Rationales To Short DKS:
- It is in the consumer discretionary sector which should be struggling in the middle of an awful recession.
- The internet has driven down margins in the retail sector and lowered barriers to entry for competitors.
- Retail is a really tough sector with little margin for error. So much comes down to merchandising and if a firm makes a misstep they will get crushed.
I am not an analyst. I make my living by observing the price action in the market and discerning tradeable patterns from that price action. But I have observed a few bigger picture items over the years when doing my morning preparation, which includes checking the short interest in the stocks that I trade each day.
- Companies that have a specific niche and connect with their customers tend to do well over time. They really frustrate those who are shorting them.
- These companies are fairly easy to spot because they are noticeably different than their competition and if they have a physical storefront attract very heavy foot traffic.
- Here are a few examples: Best Buy (BBY), Chipotle (CMG), Netflix (NFLX), Whole Foods (WFMI) and Bed Bath and Beyond (BBBY).
- I have had some first hand experience with each of the companies listed above. They tend to annihilate their competition or don’t really have significant competition in their space.
- Their competitive advantage is understanding their niche and delivering a product or service to their customers in a positive way.
- The only time to consider shorting one of these stocks is when a competitor enters their space and shows a similar level of prowess.
How do I use the above information to make money?
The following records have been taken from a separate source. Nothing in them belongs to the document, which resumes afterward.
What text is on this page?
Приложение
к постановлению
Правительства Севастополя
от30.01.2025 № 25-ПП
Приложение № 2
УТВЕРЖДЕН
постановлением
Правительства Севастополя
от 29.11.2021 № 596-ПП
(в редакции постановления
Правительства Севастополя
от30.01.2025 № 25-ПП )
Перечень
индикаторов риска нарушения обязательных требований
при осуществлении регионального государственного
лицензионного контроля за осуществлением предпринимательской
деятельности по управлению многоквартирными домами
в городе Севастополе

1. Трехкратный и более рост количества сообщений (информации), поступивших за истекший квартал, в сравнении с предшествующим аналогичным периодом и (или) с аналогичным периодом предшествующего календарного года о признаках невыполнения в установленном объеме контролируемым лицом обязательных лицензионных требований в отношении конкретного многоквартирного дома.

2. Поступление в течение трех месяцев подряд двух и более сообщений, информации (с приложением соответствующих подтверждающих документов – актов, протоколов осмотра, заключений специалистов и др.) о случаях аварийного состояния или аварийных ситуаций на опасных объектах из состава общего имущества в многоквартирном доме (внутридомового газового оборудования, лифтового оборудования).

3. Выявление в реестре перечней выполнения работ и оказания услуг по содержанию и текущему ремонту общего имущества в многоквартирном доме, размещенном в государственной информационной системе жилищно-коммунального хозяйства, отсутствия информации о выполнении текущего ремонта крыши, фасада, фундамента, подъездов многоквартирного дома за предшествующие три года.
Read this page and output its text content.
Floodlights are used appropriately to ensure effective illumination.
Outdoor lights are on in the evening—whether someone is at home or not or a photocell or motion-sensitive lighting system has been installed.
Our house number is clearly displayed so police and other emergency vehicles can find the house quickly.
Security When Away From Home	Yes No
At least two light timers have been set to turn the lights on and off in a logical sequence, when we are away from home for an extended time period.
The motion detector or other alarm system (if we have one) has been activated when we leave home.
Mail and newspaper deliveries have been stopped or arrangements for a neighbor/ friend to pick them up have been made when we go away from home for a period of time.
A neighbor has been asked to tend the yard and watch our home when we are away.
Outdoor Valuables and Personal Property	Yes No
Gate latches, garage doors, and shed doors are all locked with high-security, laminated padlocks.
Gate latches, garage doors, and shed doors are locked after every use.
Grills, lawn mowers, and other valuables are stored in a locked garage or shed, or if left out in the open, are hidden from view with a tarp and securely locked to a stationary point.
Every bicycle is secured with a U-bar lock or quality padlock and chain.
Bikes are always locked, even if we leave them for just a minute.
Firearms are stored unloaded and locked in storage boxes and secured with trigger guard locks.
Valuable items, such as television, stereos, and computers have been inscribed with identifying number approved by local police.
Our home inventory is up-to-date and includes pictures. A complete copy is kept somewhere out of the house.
I wait for a stock like DKS to report a better than expected earnings number and I focus on getting long if the price action in the premarket and Open is even mildly bullish. These are the types of trades where my intraday risk/reward tends to be be less than 1:5.
7 Comments on “The Hedge Fund Analyst”
The shorts missed the fact that Dick’s bought Chick’s (seriously if you missed that purchase by DKS). I’ll leave all other comments that can be made to that to others, terrible thoughts……..
Steve,
How do you figure that DKS was heavily shorted? At my firm we’ve been taught to disregard short interest under 20%. Was the 11% short interest really a huge factor in this play?
Justin,
It was a factor although maybe not a huge one. Above 20% is extremely high and can create some pretty wild action.
Steve
whats also interesting, the most recent analyst report is actually a downgrade…on November 11th, uh-oh!
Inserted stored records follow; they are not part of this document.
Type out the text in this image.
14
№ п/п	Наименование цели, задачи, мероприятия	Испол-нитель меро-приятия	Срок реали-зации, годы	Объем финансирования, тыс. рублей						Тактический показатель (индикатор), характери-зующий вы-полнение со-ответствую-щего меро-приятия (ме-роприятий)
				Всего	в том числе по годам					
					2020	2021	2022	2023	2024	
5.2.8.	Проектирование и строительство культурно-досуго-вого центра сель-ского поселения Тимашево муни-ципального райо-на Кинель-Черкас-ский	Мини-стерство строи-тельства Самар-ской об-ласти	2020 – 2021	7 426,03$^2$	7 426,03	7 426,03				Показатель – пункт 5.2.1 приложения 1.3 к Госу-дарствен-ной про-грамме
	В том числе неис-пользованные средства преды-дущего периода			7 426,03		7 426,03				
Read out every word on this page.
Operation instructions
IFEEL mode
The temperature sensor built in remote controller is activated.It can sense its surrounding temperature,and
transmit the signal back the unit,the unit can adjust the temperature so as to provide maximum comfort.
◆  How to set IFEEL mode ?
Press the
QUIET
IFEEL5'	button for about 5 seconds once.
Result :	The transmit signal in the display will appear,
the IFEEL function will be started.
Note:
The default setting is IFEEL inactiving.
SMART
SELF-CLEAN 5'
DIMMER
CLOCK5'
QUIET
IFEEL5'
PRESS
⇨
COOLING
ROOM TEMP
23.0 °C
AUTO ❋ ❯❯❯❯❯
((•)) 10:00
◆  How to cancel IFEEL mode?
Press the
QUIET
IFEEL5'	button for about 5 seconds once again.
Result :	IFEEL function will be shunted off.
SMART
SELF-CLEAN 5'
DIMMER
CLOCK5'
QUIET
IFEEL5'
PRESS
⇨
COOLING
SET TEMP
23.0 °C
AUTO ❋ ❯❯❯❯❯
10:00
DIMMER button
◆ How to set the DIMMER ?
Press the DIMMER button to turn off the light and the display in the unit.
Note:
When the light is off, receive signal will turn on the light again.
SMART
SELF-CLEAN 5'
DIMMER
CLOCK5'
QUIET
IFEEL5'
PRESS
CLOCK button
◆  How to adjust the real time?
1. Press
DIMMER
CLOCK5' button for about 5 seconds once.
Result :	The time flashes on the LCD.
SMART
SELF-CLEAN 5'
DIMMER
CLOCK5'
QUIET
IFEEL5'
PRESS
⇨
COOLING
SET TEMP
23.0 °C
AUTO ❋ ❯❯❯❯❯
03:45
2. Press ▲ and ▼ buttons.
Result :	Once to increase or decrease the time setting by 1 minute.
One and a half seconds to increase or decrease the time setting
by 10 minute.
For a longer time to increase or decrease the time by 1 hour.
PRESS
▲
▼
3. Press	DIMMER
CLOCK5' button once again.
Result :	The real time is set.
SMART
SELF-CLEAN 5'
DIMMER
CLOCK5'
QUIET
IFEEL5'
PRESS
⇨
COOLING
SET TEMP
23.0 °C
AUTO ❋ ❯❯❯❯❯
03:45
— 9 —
great post Mr. Spencer, as usual
Steve, I know you are in NYC … surely you are aware of Fairway, Balducci’s, Trader Joe’s, Zabar’s, etc. (w/ regard to WFMI) ? Competition opening up everywhere.
Missed this DKS action, but I took some same action in URBN yesterday. In my point of view, it was the same, isn’t it? Big short interest, breaking above resistance and short-covering
i am aware of all the grocery stores u mentioned. with the exception of trader joe’s none of them have expanded beyond NYC area. trader joe’s is awesome and has taken some biz from fairway. if they were ever to expand on a national level they could take some market share from whole foods but their selection is fairly narrow.